Ces études rapportent le taux de complications symptomatiques ou de thrombose évidente
pendant la procédure. Cependant, le risque embolique lors de la procédure est certainement
plus élevé. Dans une étude utilisant l’IRM de diffusion dans les 48 heures qui suivaient le
traitement endovasculaire d’un anévrysme chez 14 patients, le taux de lésions emboliques
asymptomatiques était de 61 %. L’origine de ces accidents embolique est multiple :
dislocation d’une plaque athéromateuse pendant le cathétérisme, dissection iatrogène d’un
vaisseaux source d’embolies ultérieures, thrombus anévrysmal préexistant à la procédure,
thrombose au contact des cathéters ou des coils, injection de micro bulles d’air pendant la
procédure.
1.2.2 Prévention de la thrombose pendant la procédure
La principale méthode de prévention du risque est le maintien d’une anticoagulation efficace
pendant toute la procédure par l’héparine.

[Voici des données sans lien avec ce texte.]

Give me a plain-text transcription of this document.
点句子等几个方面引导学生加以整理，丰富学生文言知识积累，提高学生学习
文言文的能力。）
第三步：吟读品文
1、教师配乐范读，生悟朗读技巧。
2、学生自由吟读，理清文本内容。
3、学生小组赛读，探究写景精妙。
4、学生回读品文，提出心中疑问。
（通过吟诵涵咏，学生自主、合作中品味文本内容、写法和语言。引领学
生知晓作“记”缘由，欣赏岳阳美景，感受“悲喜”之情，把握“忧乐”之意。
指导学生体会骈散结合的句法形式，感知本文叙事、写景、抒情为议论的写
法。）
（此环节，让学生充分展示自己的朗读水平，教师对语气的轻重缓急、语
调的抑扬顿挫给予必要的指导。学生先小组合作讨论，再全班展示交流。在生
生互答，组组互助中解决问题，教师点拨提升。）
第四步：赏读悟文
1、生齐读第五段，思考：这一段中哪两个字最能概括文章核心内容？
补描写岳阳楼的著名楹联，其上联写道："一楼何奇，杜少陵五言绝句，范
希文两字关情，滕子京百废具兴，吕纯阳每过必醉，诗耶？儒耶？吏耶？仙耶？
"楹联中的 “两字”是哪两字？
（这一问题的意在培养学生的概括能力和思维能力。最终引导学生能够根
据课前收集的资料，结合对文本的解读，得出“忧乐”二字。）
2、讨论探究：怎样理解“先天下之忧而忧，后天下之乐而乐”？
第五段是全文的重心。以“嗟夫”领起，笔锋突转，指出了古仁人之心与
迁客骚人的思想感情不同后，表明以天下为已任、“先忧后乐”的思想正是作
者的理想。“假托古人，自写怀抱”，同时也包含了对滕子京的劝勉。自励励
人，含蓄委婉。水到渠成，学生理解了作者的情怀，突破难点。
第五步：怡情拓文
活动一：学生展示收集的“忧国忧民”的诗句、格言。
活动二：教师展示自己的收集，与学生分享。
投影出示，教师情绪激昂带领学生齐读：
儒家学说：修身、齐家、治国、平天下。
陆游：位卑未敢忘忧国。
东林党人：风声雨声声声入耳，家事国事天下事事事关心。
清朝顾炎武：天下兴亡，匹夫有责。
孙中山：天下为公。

Le monitorage de l’anticoagulation repose sur la
mesure du temps de coagulation activé (TC) réalisé en salle d’angiographie, 10 minutes après
l’injection d’héparine puis toutes les heures. Pour les procédures associées à une lésion
endothéliale artérielle profonde et extensive (angioplastie) ou à une stase vasculaire prolongée
(occlusion par ballon), le TC doit être compris entre 300 et 350 s car le risque thrombogène
est élevé et le risque hémorragique faible. Pour les autres procédures (embolisation d’un
anévrysme ou d’une MAV) un TC compris entre 250 et 300 s est suffisant.
L’adjonction d’un traitement antiplaquettaire au traitement par héparine diminue clairement le
risque thrombo-embolique comme cela a été démontré pour les procédure intracoronaires.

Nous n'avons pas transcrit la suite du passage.